When I left CTS in 2008, I was at 1632 with a 80.0% total accuracy over 107832 problems. Now I'm at 1615 with a 80.4% total accuracy over 114406 problems. which leaves me with 857 wrong for the last 6574 problems, and a 87.0% accuracy over that time. Can't really remember what kind of session averages I used to do before, but 87% doesn't really sound all that great. I'd like to get that past the 90% mark at the very least.
What's interesting though, is that the thousands of blitz games I've played during the break, don't seem to have any significant effect on my CTS rating. Yet my 5-minute blitz (peak) rating has risen from 1431 to 1705 over the same period. You might think playing a lot of blitz would improve tactics as well, but that doesn't seem to be the case. Just like the inverse wasn't true back when I began blitzing, when my 1550 CTS (or 1800 RHP) didn't affect my blitz almost at all. Instead I started from 1100-1200 and slowly fought my way up just like everyone else.

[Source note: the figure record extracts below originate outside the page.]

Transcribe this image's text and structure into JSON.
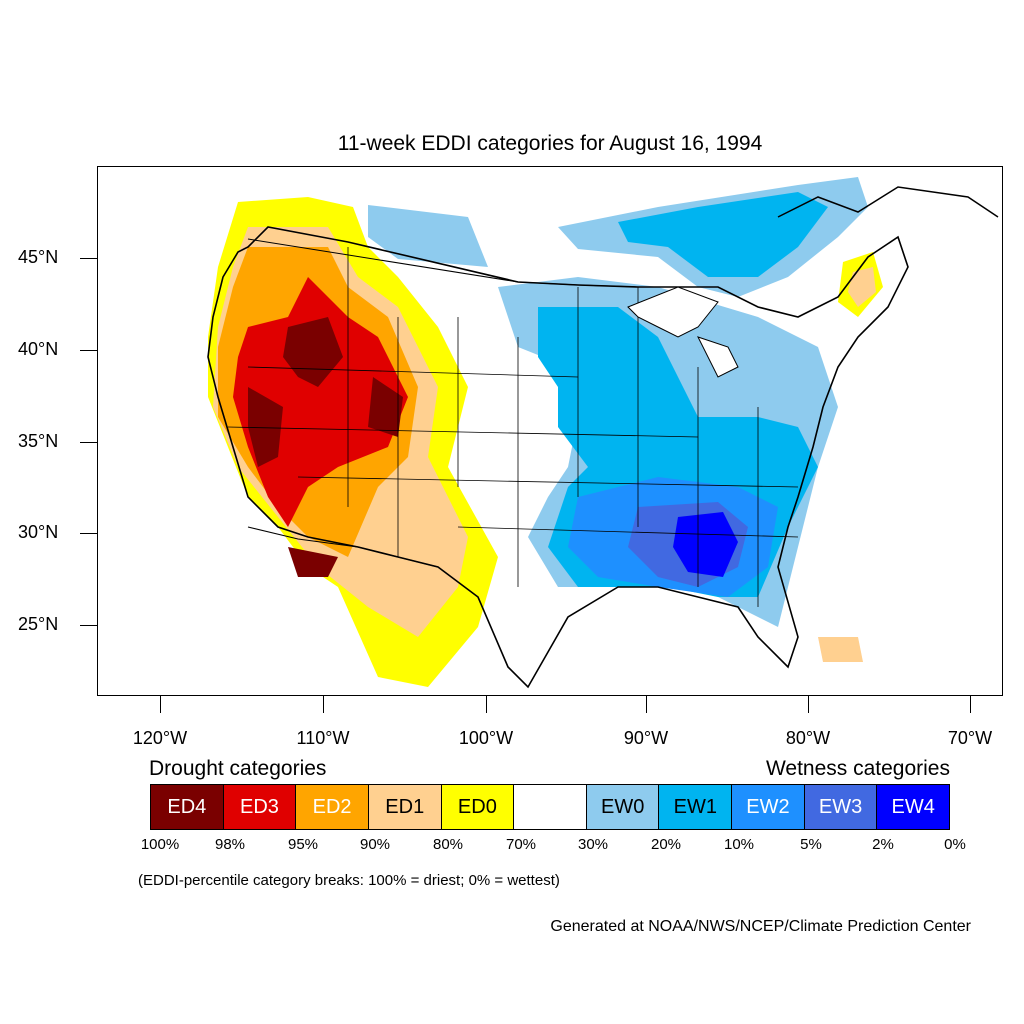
{
  "title": "11-week EDDI categories for August 16, 1994",
  "lat_labels": [
    "45°N",
    "40°N",
    "35°N",
    "30°N",
    "25°N"
  ],
  "lon_labels": [
    "120°W",
    "110°W",
    "100°W",
    "90°W",
    "80°W",
    "70°W"
  ],
  "legend": {
    "drought_heading": "Drought categories",
    "wetness_heading": "Wetness categories",
    "categories": [
      {
        "label": "ED4",
        "color": "#7a0000",
        "text_color": "#ffffff"
      },
      {
        "label": "ED3",
        "color": "#e00000",
        "text_color": "#ffffff"
      },
      {
        "label": "ED2",
        "color": "#ffa500",
        "text_color": "#ffffff"
      },
      {
        "label": "ED1",
        "color": "#ffd090",
        "text_color": "#000000"
      },
      {
        "label": "ED0",
        "color": "#ffff00",
        "text_color": "#000000"
      },
      {
        "label": "",
        "color": "#ffffff",
        "text_color": "#000000"
      },
      {
        "label": "EW0",
        "color": "#8ecbee",
        "text_color": "#000000"
      },
      {
        "label": "EW1",
        "color": "#00b4f0",
        "text_color": "#000000"
      },
      {
        "label": "EW2",
        "color": "#1e90ff",
        "text_color": "#ffffff"
      },
      {
        "label": "EW3",
        "color": "#4169e1",
        "text_color": "#ffffff"
      },
      {
        "label": "EW4",
        "color": "#0000ff",
        "text_color": "#ffffff"
      }
    ],
    "percent_breaks": [
      "100%",
      "98%",
      "95%",
      "90%",
      "80%",
      "70%",
      "30%",
      "20%",
      "10%",
      "5%",
      "2%",
      "0%"
    ]
  },
  "note": "(EDDI-percentile category breaks: 100% = driest; 0% = wettest)",
  "credit": "Generated at NOAA/NWS/NCEP/Climate Prediction Center",
  "map_regions": {
    "west_conus": "drought (ED0–ED4), most intense ED3–ED4 over Great Basin, Utah, Colorado, Arizona",
    "southeast_conus": "wet (EW1–EW4), most intense EW4 over Alabama/Georgia",
    "upper_midwest_canada": "wet (EW0–EW1)",
    "northeast_maine": "ED0–ED1 patch"
  }
}
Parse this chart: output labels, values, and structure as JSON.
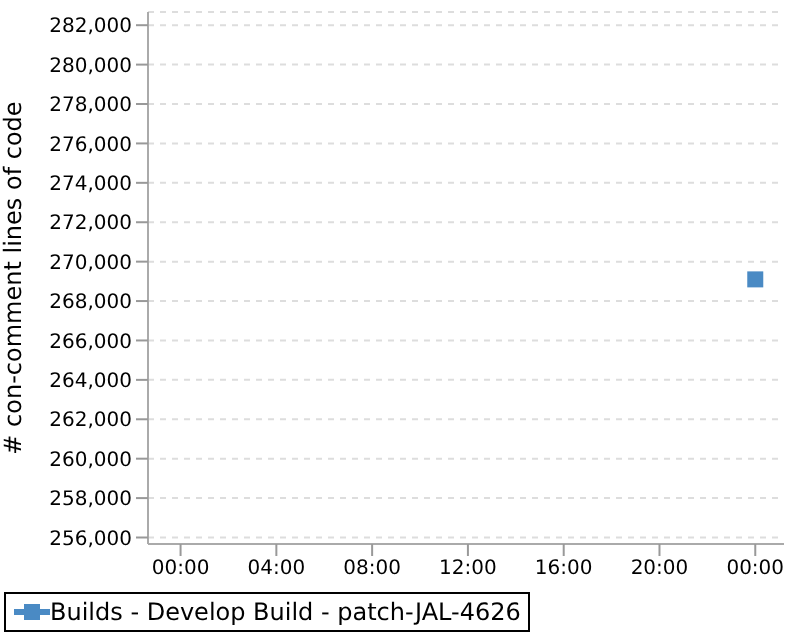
{
  "chart_data": {
    "type": "line",
    "ylabel": "# con-comment lines of code",
    "x": [
      24
    ],
    "series": [
      {
        "name": "Builds - Develop Build - patch-JAL-4626",
        "color": "#4a8ac4",
        "values": [
          269100
        ]
      }
    ],
    "xlim": [
      -1.36,
      25.2
    ],
    "xticks": [
      {
        "value": 0,
        "label": "00:00"
      },
      {
        "value": 4,
        "label": "04:00"
      },
      {
        "value": 8,
        "label": "08:00"
      },
      {
        "value": 12,
        "label": "12:00"
      },
      {
        "value": 16,
        "label": "16:00"
      },
      {
        "value": 20,
        "label": "20:00"
      },
      {
        "value": 24,
        "label": "00:00"
      }
    ],
    "ylim": [
      255670,
      282670
    ],
    "yticks": [
      {
        "value": 256000,
        "label": "256,000"
      },
      {
        "value": 258000,
        "label": "258,000"
      },
      {
        "value": 260000,
        "label": "260,000"
      },
      {
        "value": 262000,
        "label": "262,000"
      },
      {
        "value": 264000,
        "label": "264,000"
      },
      {
        "value": 266000,
        "label": "266,000"
      },
      {
        "value": 268000,
        "label": "268,000"
      },
      {
        "value": 270000,
        "label": "270,000"
      },
      {
        "value": 272000,
        "label": "272,000"
      },
      {
        "value": 274000,
        "label": "274,000"
      },
      {
        "value": 276000,
        "label": "276,000"
      },
      {
        "value": 278000,
        "label": "278,000"
      },
      {
        "value": 280000,
        "label": "280,000"
      },
      {
        "value": 282000,
        "label": "282,000"
      }
    ],
    "grid": "y",
    "legend": "bottom",
    "marker": "square"
  }
}
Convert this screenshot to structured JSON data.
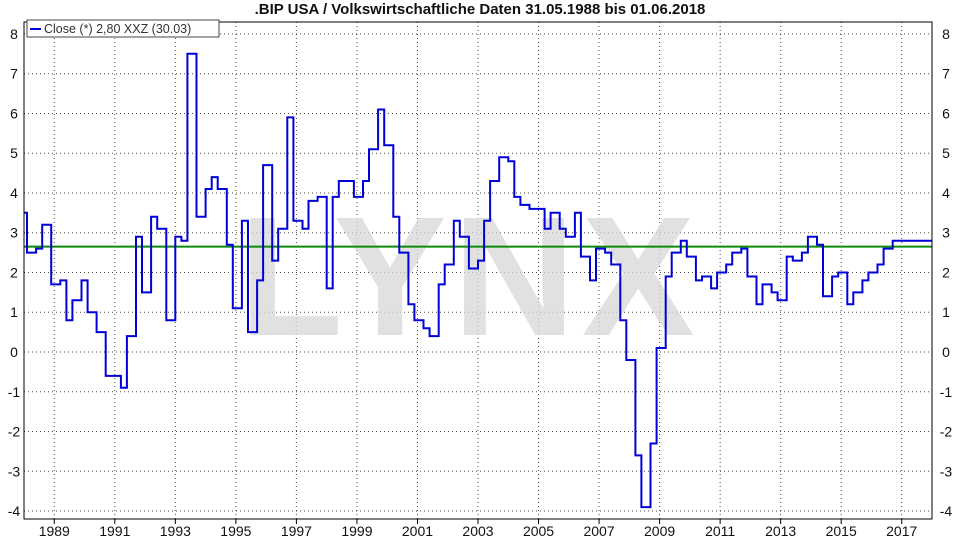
{
  "chart_data": {
    "type": "line",
    "title": ".BIP USA / Volkswirtschaftliche Daten 31.05.1988 bis 01.06.2018",
    "legend": "Close (*) 2,80 XXZ (30.03)",
    "watermark": "LYNX",
    "ylim": [
      -4.2,
      8.3
    ],
    "xlim": [
      1988.0,
      2018.0
    ],
    "y_ticks": [
      "8",
      "7",
      "6",
      "5",
      "4",
      "3",
      "2",
      "1",
      "0",
      "-1",
      "-2",
      "-3",
      "-4"
    ],
    "x_ticks": [
      "1989",
      "1991",
      "1993",
      "1995",
      "1997",
      "1999",
      "2001",
      "2003",
      "2005",
      "2007",
      "2009",
      "2011",
      "2013",
      "2015",
      "2017"
    ],
    "grid": true,
    "legend_position": "top-left",
    "colors": {
      "series": "#0000d8",
      "reference": "#0b8a0b"
    },
    "reference_line": {
      "label": "",
      "value": 2.65
    },
    "series": [
      {
        "step": true,
        "x": [
          1988.0,
          1988.1,
          1988.4,
          1988.6,
          1988.9,
          1989.2,
          1989.4,
          1989.6,
          1989.9,
          1990.1,
          1990.4,
          1990.7,
          1990.9,
          1991.2,
          1991.4,
          1991.7,
          1991.9,
          1992.2,
          1992.4,
          1992.7,
          1993.0,
          1993.2,
          1993.4,
          1993.7,
          1994.0,
          1994.2,
          1994.4,
          1994.7,
          1994.9,
          1995.2,
          1995.4,
          1995.7,
          1995.9,
          1996.2,
          1996.4,
          1996.7,
          1996.9,
          1997.2,
          1997.4,
          1997.7,
          1998.0,
          1998.2,
          1998.4,
          1998.7,
          1998.9,
          1999.2,
          1999.4,
          1999.7,
          1999.9,
          2000.2,
          2000.4,
          2000.7,
          2000.9,
          2001.2,
          2001.4,
          2001.7,
          2001.9,
          2002.2,
          2002.4,
          2002.7,
          2003.0,
          2003.2,
          2003.4,
          2003.7,
          2004.0,
          2004.2,
          2004.4,
          2004.7,
          2004.9,
          2005.2,
          2005.4,
          2005.7,
          2005.9,
          2006.2,
          2006.4,
          2006.7,
          2006.9,
          2007.2,
          2007.4,
          2007.7,
          2007.9,
          2008.2,
          2008.4,
          2008.7,
          2008.9,
          2009.2,
          2009.4,
          2009.7,
          2009.9,
          2010.2,
          2010.4,
          2010.7,
          2010.9,
          2011.2,
          2011.4,
          2011.7,
          2011.9,
          2012.2,
          2012.4,
          2012.7,
          2012.9,
          2013.2,
          2013.4,
          2013.7,
          2013.9,
          2014.2,
          2014.4,
          2014.7,
          2014.9,
          2015.2,
          2015.4,
          2015.7,
          2015.9,
          2016.2,
          2016.4,
          2016.7,
          2016.9,
          2017.2,
          2017.4,
          2017.7,
          2017.9,
          2018.0
        ],
        "y": [
          3.5,
          2.5,
          2.6,
          3.2,
          1.7,
          1.8,
          0.8,
          1.3,
          1.8,
          1.0,
          0.5,
          -0.6,
          -0.6,
          -0.9,
          0.4,
          2.9,
          1.5,
          3.4,
          3.1,
          0.8,
          2.9,
          2.8,
          7.5,
          3.4,
          4.1,
          4.4,
          4.1,
          2.7,
          1.1,
          3.3,
          0.5,
          1.8,
          4.7,
          2.3,
          3.1,
          5.9,
          3.3,
          3.1,
          3.8,
          3.9,
          1.6,
          3.9,
          4.3,
          4.3,
          3.9,
          4.3,
          5.1,
          6.1,
          5.2,
          3.4,
          2.5,
          1.2,
          0.8,
          0.6,
          0.4,
          1.7,
          2.2,
          3.3,
          2.9,
          2.1,
          2.3,
          3.3,
          4.3,
          4.9,
          4.8,
          3.9,
          3.7,
          3.6,
          3.6,
          3.1,
          3.5,
          3.1,
          2.9,
          3.5,
          2.4,
          1.8,
          2.6,
          2.5,
          2.2,
          0.8,
          -0.2,
          -2.6,
          -3.9,
          -2.3,
          0.1,
          1.9,
          2.5,
          2.8,
          2.4,
          1.8,
          1.9,
          1.6,
          2.0,
          2.2,
          2.5,
          2.6,
          1.9,
          1.2,
          1.7,
          1.5,
          1.3,
          2.4,
          2.3,
          2.5,
          2.9,
          2.7,
          1.4,
          1.9,
          2.0,
          1.2,
          1.5,
          1.8,
          2.0,
          2.2,
          2.6,
          2.8,
          2.8,
          2.8,
          2.8,
          2.8,
          2.8,
          2.8
        ]
      }
    ]
  }
}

All of which is in line with my earlier hypothesis, that contrary to a popular belief, blitz is not so much about tactics. Or at least tactics don't dominate blitz strength in the way it's usually portrayed to do. Instead, blitz seems to be mostly about experience and familiarity with your openings and typical positions.
Why study tactics at all then? Well, even though it doesn't seem to do work that well for blitz, it did have a huge positive effect on my slow chess. And I firmly believe that anything you understand about slow chess, you can eventually internalize and transfer to blitz, through experience. Repetition.